The dangers of Vibe Coding
The advances of Large Language Models (LLM) and "AI" has started to transform how we do things. Instead of spending hours figuring out how to word an email for example, you could, just ask an AI tool to do it for you. And this same technology is having an impact in the software development world as well. With tools like Copilot, ChatGPT, Cursor etc. there is a new buzz word, 'Vibe Coding'. But what is Vibe Coding, and why am I saying that it is dangerous?
What is Vibe Coding?
Vibe Coding is where, instead of solving problems yourself, you get AI to solve them for you. By crafting prompts to one of the many AI engines out there, you get the AI tool to create the code needed to write an application, website or game for you. It can give you the illusion of rapid application development, without any of the work or understanding that it would usually take. It can allow you to get something up and working in a very short time-span. Sounds good right? Wrong!
OK, what is wrong with AI LLM's anyway?
To fully understand why I consider it to be one of the most dangerous innovations to happen to software development, first you need to understand something. There is no intelligence in any of the artificial intelligence solutions on the market. None, zip, zero, zilch. It is marketing speak for a different technology, Large Language Models or LLM's. LLM's give the impression of intelligence but it is really a very sophisticated algorithm that emulates intelligence by analysing the entered text and interpreting it, using the data it has been trained with, to generate a suitable response. But it doesn't really understand what is being said, or have any real intelligence. LLM's are trained using lots of data. The more data you give it, the more accurate sounding the responses it can give.
A lot of these models were trained on data provided by the internet, and, as I hope you already know, not everything you read on the internet is in fact true. As humans, we mostly have the intelligence to filter out the nonsense from the facts (although with movements like the flat earth ideas, it is easy to think otherwise). But the algorithms used in LLM's use statistics and probability. So if enough false information is fed into it, that is what it uses and what it will return in response to certain questions.
For software development, these models have been trained on publicly shared code. And like the "facts" on the internet, not all the code shared is good code. There are lots of examples of code which is trimmed down from what you would expect from production quality, so as to convey an idea or methodology in the simplest way. This code is not something you would ever put into production, but it is useful to share and consume as a learning exercise. Again though, the LLM is not able to tell the difference and so it may recommend this code as a complete solution. The vast majority of the code shared on the internet is like this. The only real exceptions are open source projects where actual production code is available.

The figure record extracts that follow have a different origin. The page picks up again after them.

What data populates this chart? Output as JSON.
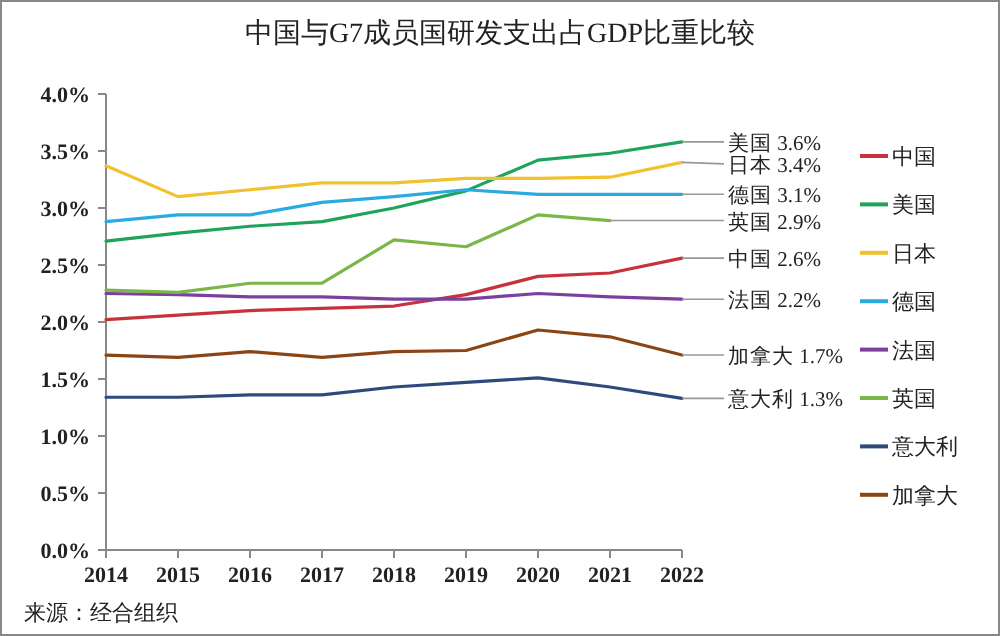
{
  "chart_data": {
    "type": "line",
    "title": "中国与G7成员国研发支出占GDP比重比较",
    "x": [
      "2014",
      "2015",
      "2016",
      "2017",
      "2018",
      "2019",
      "2020",
      "2021",
      "2022"
    ],
    "xlim": [
      "2014",
      "2022"
    ],
    "xticks": [
      "2014",
      "2015",
      "2016",
      "2017",
      "2018",
      "2019",
      "2020",
      "2021",
      "2022"
    ],
    "ylim": [
      0,
      4
    ],
    "yticks": [
      {
        "value": 0,
        "label": "0.0%"
      },
      {
        "value": 0.5,
        "label": "0.5%"
      },
      {
        "value": 1,
        "label": "1.0%"
      },
      {
        "value": 1.5,
        "label": "1.5%"
      },
      {
        "value": 2,
        "label": "2.0%"
      },
      {
        "value": 2.5,
        "label": "2.5%"
      },
      {
        "value": 3,
        "label": "3.0%"
      },
      {
        "value": 3.5,
        "label": "3.5%"
      },
      {
        "value": 4,
        "label": "4.0%"
      }
    ],
    "grid": false,
    "legend": "right",
    "marker": "none",
    "line_style": "solid",
    "series": [
      {
        "name": "中国",
        "color": "#c8323c",
        "values": [
          2.02,
          2.06,
          2.1,
          2.12,
          2.14,
          2.24,
          2.4,
          2.43,
          2.56
        ]
      },
      {
        "name": "美国",
        "color": "#1fa35b",
        "values": [
          2.71,
          2.78,
          2.84,
          2.88,
          3.0,
          3.15,
          3.42,
          3.48,
          3.58
        ]
      },
      {
        "name": "日本",
        "color": "#f2c12e",
        "values": [
          3.37,
          3.1,
          3.16,
          3.22,
          3.22,
          3.26,
          3.26,
          3.27,
          3.4
        ]
      },
      {
        "name": "德国",
        "color": "#29abe2",
        "values": [
          2.88,
          2.94,
          2.94,
          3.05,
          3.1,
          3.16,
          3.12,
          3.12,
          3.12
        ]
      },
      {
        "name": "法国",
        "color": "#7b3f9e",
        "values": [
          2.25,
          2.24,
          2.22,
          2.22,
          2.2,
          2.2,
          2.25,
          2.22,
          2.2
        ]
      },
      {
        "name": "英国",
        "color": "#7ab648",
        "values": [
          2.28,
          2.26,
          2.34,
          2.34,
          2.72,
          2.66,
          2.94,
          2.89,
          null
        ]
      },
      {
        "name": "意大利",
        "color": "#2e4a7d",
        "values": [
          1.34,
          1.34,
          1.36,
          1.36,
          1.43,
          1.47,
          1.51,
          1.43,
          1.33
        ]
      },
      {
        "name": "加拿大",
        "color": "#8b4513",
        "values": [
          1.71,
          1.69,
          1.74,
          1.69,
          1.74,
          1.75,
          1.93,
          1.87,
          1.71
        ]
      }
    ],
    "annotations": [
      {
        "text": "美国 3.6%",
        "x": "2022",
        "y": 3.58
      },
      {
        "text": "日本 3.4%",
        "x": "2022",
        "y": 3.4
      },
      {
        "text": "德国 3.1%",
        "x": "2022",
        "y": 3.12
      },
      {
        "text": "英国 2.9%",
        "x": "2021",
        "y": 2.89
      },
      {
        "text": "中国 2.6%",
        "x": "2022",
        "y": 2.56
      },
      {
        "text": "法国 2.2%",
        "x": "2022",
        "y": 2.2
      },
      {
        "text": "加拿大 1.7%",
        "x": "2022",
        "y": 1.71
      },
      {
        "text": "意大利 1.3%",
        "x": "2022",
        "y": 1.33
      },
      "来源：经合组织"
    ]
  }
}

So why is it so dangerous?
Well, as we have established, LLM's don't really understand or use intelligence, it is an approximation. It will present something that sounds accurate without necessarily understanding the ramifications of what it has come up with. This approximation will be good enough to convince those that do not fully understand the code that is generated that is it complete. So it is possible to create a lot of code that may on the surface look fine, but will contain significant bugs. And because the person using the tool has not spent the time to fully understand the problem or the solution, finding and correcting these bugs becomes a large challenge. Not only that, but the more people stop using their own brains to solve problems and rely on tools, the less capable they are at actual problem solving.
If Vibe Coding catches on, we could be left with a generation of software 'developers' who don't actually know how to code. This will be bad for the quality of software applications, great for hackers who want to abuse the systems they have created, and incredibly hard for actual software developers to fix after the fact.